Conductive-bridging random access memory (CBRAM), dominated by conductive filament (CF) formation/rupture, has received much attention due to its simple structure and outstanding performances for nonvolatile memory, neuromorphic computing, digital logic, and analog circuit. However, the negative-SET behavior can degrade device reliability and parameter uniformity. And large RESET current increases power consumption for memory applications. By inserting 2D material, molybdenum disulfide (MoS 2 ), for interface engineering with the device configuration of Ag/ZrO 2 /MoS 2 /Pt, the negative-SET behavior is eliminated, and the RESET current is reduced simultaneously. With the ion barrier property of MoS 2 , the CF can probably not penetrate the MoS 2 layer, thus eliminating the negative-SET behavior.

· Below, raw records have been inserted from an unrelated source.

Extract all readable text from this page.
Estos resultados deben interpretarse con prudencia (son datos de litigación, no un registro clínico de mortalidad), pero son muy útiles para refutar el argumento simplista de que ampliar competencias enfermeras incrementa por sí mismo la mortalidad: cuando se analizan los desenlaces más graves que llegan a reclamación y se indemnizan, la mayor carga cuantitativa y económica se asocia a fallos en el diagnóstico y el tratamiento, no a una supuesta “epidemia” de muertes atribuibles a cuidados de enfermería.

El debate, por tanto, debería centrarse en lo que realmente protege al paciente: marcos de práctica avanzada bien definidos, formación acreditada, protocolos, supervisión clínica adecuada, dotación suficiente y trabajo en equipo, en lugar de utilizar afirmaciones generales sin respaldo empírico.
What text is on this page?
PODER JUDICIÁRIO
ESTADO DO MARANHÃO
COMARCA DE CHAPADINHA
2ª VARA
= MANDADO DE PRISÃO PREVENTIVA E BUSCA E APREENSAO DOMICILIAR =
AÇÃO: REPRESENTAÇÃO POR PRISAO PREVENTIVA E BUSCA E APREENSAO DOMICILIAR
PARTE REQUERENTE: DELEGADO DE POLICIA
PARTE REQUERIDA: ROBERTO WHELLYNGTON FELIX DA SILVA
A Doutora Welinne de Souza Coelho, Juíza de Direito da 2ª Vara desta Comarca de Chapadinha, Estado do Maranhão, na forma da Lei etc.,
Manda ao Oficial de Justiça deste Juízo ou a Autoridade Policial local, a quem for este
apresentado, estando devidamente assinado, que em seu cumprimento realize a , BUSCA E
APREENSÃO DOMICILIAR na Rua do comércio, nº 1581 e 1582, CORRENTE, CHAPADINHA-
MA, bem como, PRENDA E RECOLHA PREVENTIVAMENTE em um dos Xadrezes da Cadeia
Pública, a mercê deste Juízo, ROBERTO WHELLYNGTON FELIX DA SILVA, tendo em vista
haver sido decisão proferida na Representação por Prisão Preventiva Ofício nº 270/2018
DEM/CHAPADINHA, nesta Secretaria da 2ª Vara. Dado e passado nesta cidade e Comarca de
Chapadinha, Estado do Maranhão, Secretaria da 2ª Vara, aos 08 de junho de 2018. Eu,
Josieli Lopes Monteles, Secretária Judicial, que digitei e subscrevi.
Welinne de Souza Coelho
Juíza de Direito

And with the low thermal conductivity of MoS 2 , the internal temperature of the device would be relatively high at RESET, accelerating probably redox reactions. As a result, the RESET current is reduced by an order of magnitude. This interface engineering opens up a way in improving the resistive switching performances of CBRAM, and can be of great benefit to the potential applications of MoS 2 in next-generation data storage.
- conductive filaments
- conductive-bridging random access memory
- electrochemical reactions
- ion barriers
- molybdenum disulfide